Pia Pera è diventata famosa come autrice soprattutto di saggistica legata al mondo del giardinaggio, scriveva su importanti riviste di settore e in molti si sono rivolti a lei per i preziosi consigli sul mondo delle piante.

Pia PeraHD

Malata di sclerosi laterale amiotrofica, Pia vede il suo amato giardino, nel corso del libro, diventarle sempre più inaccessibile. A mano a mano che le forze mancano e il corpo risponde sempre meno, vangare, raccogliere e potare diventano azioni impraticabili. E così, prendono spazio la riflessione, il pensiero, la scrittura.

In questo diario, Pia non si nasconde, dà tutta se stessa, le sue paure, le sue frustrazioni, ma anche i suoi pensieri più toccanti, che raccontando di una donna profonda e onesta.

Siamo noi a scegliere, di volta in volta, come vivere quanto ci viene dato. Questo imprevisto: a me la scelta tra farne un momento di frustrazione, o uno spiraglio di libera contemplazione nell’ora forse più bella del giorno, sospesa com’è tra il buio e la luce.

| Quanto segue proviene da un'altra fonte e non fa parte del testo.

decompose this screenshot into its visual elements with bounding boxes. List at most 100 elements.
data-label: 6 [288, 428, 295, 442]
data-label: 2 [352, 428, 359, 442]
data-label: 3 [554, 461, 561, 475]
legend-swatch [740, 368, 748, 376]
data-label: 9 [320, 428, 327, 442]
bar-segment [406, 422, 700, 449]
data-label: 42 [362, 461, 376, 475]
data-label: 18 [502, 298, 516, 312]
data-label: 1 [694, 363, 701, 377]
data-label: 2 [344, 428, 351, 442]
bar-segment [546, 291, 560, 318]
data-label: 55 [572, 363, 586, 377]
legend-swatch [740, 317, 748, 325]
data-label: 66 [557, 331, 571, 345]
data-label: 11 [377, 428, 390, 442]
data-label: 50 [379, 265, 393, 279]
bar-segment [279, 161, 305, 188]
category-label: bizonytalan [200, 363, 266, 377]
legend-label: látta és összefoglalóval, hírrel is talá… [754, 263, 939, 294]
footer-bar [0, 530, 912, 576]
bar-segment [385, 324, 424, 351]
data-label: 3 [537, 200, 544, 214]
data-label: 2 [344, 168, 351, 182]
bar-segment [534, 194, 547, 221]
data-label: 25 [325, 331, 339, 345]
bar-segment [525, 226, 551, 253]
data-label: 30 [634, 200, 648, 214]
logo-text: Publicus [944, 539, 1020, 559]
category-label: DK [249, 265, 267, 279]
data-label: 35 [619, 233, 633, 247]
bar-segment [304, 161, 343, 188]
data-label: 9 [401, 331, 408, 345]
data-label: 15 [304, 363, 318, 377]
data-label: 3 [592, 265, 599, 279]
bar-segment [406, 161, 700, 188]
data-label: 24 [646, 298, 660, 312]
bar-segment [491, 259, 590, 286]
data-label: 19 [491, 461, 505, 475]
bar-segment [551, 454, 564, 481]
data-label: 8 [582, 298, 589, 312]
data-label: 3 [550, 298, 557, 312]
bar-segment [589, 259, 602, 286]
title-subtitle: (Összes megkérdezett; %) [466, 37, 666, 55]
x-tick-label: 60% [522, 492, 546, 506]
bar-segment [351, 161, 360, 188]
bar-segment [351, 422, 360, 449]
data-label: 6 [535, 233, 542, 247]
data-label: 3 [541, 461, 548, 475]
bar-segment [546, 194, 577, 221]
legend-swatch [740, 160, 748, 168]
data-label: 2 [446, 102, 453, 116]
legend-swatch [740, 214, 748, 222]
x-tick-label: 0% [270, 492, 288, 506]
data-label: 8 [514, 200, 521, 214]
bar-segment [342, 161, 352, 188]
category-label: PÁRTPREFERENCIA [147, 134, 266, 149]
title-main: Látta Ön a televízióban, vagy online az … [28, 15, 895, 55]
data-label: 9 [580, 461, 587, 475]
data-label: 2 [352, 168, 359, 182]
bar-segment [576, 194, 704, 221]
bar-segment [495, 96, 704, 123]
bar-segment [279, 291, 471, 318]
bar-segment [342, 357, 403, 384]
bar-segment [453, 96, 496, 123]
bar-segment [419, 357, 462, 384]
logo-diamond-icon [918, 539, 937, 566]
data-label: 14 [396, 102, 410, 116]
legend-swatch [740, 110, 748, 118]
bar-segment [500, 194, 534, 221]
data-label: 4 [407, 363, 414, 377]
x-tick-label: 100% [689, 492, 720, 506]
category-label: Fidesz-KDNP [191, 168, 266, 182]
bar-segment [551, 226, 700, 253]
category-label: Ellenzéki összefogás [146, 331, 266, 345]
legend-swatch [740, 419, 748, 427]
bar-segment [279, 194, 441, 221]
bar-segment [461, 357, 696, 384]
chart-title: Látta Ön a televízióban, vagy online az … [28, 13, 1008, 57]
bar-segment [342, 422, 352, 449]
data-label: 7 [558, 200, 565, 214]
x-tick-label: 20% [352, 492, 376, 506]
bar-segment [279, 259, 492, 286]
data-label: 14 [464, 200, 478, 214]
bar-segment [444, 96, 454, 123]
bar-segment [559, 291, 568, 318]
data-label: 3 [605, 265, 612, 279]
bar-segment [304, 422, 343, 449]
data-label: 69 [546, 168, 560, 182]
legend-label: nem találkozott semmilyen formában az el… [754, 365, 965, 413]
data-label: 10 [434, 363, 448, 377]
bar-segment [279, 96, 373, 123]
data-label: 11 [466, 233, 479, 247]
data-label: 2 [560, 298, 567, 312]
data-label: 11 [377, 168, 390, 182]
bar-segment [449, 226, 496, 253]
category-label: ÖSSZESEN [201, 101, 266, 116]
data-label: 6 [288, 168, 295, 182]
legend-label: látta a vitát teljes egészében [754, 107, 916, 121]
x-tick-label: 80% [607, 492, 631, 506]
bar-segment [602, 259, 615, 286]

La morte fa paura, spaventa la sofferenza e il pensiero di chi rimane, ma anche l’attesa diventa terreno fertile da indagare: quanto ha senso passare gli ultimi istanti alla ricerca di una cura invece che viverli intensamente? Perché affannarsi a cercare di tornare quelli di un tempo invece di accettare e vivere appieno la nostra nuova condizione? Pia vive tutte queste fasi, dalla ricerca di una cura alternativa alla sua malattia al confronto con altri malati, fino alla consapevolezza che scappare non serve a niente e allora è forse più onesto gioire delle piccole conquiste quotidiane che ancora la vita ci dà.

Mi scrive che ci sono talmente tante cose belle al mondo, che se mi concentro continuerò a trovarne sempre di più, un’infinità, e non ci sarà più tempo di sentirsi cupi.

Al giardino ancora non l'ho dettoPonte alle Grazie

Questo libro è un lascito importante, che chiunque dovrebbe trovare il coraggio di leggere, perché ci insegna a gioire dei profumo dei fiori anche quando non si ha la forza di alzarsi in piedi e affondare il naso tra i petali, perché ci racconta una donna forte anche di fronte all’inevitabile e perché le riflessioni di Pia danno voce a quei pensieri che prima o poi colgono tutti noi e rappresentano un’utile guida per districare i sentimenti più complessi.

Voto9/10

Il coraggioso diario di Pia Pera, che ci racconta la sua malattia e ci trasmette il suo coraggio e il suo grande amore per il giardino.